A jego praprzyczyną jest agresywny marketing kancelarii prawnych i odszkodowawczych, które stworzyły wokół tego „frankowy przemysł”. Motorem napędowym w tym zakresie są właśnie roztaczane wizje uzyskania darmowego kredytu, a nawet darmowego mieszkania. Problemy te trafnie punktują Autorzy, wskazując, że okoliczności takie jak: 1) gwałtowny przyrost powództw „frankowiczów” w sądach; 2) istotna przewaga uwzględnień tych powództw przez sądy w porównaniu z ich oddaleniami, nie przesądzają (choćby z uwagi na charakter tych powództw, które nie dotyczą całości sporu), że finalnie rachunek będzie korzystny dla klienta. A już na pewno jasnym jest, że nie będzie korzystny dla ogółu obywateli, państwa oraz pozostałych klientów banków.

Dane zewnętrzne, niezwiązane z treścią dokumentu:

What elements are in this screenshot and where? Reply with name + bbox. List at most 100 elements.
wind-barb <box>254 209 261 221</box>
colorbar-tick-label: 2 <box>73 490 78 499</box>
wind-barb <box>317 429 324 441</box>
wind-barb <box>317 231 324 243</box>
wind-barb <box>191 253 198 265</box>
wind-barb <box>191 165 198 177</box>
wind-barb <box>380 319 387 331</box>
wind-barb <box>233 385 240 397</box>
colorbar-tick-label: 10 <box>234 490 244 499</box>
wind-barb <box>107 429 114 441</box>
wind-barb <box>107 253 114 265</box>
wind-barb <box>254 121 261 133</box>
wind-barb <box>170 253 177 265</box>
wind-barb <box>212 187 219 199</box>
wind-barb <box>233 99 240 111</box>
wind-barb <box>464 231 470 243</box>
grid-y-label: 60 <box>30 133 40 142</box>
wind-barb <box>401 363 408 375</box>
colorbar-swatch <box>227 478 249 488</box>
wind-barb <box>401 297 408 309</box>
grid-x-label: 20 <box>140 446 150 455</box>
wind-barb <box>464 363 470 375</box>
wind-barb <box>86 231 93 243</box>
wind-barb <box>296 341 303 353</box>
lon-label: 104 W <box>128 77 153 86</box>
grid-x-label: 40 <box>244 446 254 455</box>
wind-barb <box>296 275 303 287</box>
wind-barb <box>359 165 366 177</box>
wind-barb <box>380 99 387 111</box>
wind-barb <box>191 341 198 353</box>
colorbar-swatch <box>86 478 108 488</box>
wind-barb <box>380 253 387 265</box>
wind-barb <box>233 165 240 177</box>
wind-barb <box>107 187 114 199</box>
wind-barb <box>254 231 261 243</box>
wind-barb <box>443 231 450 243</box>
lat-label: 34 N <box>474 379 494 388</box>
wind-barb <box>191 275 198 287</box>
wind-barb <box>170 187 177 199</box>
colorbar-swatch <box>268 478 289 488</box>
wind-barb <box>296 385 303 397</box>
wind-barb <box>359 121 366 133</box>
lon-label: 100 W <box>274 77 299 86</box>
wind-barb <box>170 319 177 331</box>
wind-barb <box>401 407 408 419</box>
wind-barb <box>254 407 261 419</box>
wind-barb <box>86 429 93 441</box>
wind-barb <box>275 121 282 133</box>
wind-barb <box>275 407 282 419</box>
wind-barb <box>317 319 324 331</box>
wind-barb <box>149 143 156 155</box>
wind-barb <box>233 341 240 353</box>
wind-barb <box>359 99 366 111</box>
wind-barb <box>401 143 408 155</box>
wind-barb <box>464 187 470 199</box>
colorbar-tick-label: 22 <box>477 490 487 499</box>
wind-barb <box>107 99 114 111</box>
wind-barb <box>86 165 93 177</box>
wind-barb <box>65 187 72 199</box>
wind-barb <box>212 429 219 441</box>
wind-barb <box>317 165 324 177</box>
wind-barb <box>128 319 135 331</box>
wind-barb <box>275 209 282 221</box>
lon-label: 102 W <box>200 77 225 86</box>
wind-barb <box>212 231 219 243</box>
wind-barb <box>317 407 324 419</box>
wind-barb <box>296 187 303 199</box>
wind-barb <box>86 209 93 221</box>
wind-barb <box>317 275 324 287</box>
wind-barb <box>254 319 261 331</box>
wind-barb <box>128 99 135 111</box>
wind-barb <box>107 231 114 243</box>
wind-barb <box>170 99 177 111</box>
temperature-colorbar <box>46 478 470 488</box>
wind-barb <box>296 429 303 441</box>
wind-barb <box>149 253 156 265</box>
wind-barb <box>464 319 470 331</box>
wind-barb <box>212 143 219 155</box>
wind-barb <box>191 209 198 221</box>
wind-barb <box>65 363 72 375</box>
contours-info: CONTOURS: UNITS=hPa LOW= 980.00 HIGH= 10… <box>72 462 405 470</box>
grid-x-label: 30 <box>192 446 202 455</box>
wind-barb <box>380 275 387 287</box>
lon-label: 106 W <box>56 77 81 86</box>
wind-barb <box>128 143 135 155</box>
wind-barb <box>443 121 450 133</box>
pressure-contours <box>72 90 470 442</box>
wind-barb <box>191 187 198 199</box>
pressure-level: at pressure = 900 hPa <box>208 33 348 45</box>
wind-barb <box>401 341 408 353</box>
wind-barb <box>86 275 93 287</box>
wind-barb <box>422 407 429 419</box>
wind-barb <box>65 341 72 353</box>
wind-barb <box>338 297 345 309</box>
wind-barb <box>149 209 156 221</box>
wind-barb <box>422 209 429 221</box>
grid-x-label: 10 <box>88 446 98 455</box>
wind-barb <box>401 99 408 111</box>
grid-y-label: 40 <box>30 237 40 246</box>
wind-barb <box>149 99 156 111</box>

Zanim przejdę do roli „adwokata diabła” (to tylko takie powiedzenie, uprzedzam, aby nie łączyć go z klientami, których reprezentuję) w zakresie perspektyw wtórnych postępowań związanych kredytami „frankowymi”, muszę ze smutkiem wskazać, że niektóre z absurdalnych (choć pewnie niestety prawdziwych i realnych) przykładów podanych przez sędziego Walczewskiego i panią Kucharską są jak najbardziej poważnie traktowane przez wielu sędziów orzekających w sprawach frankowych.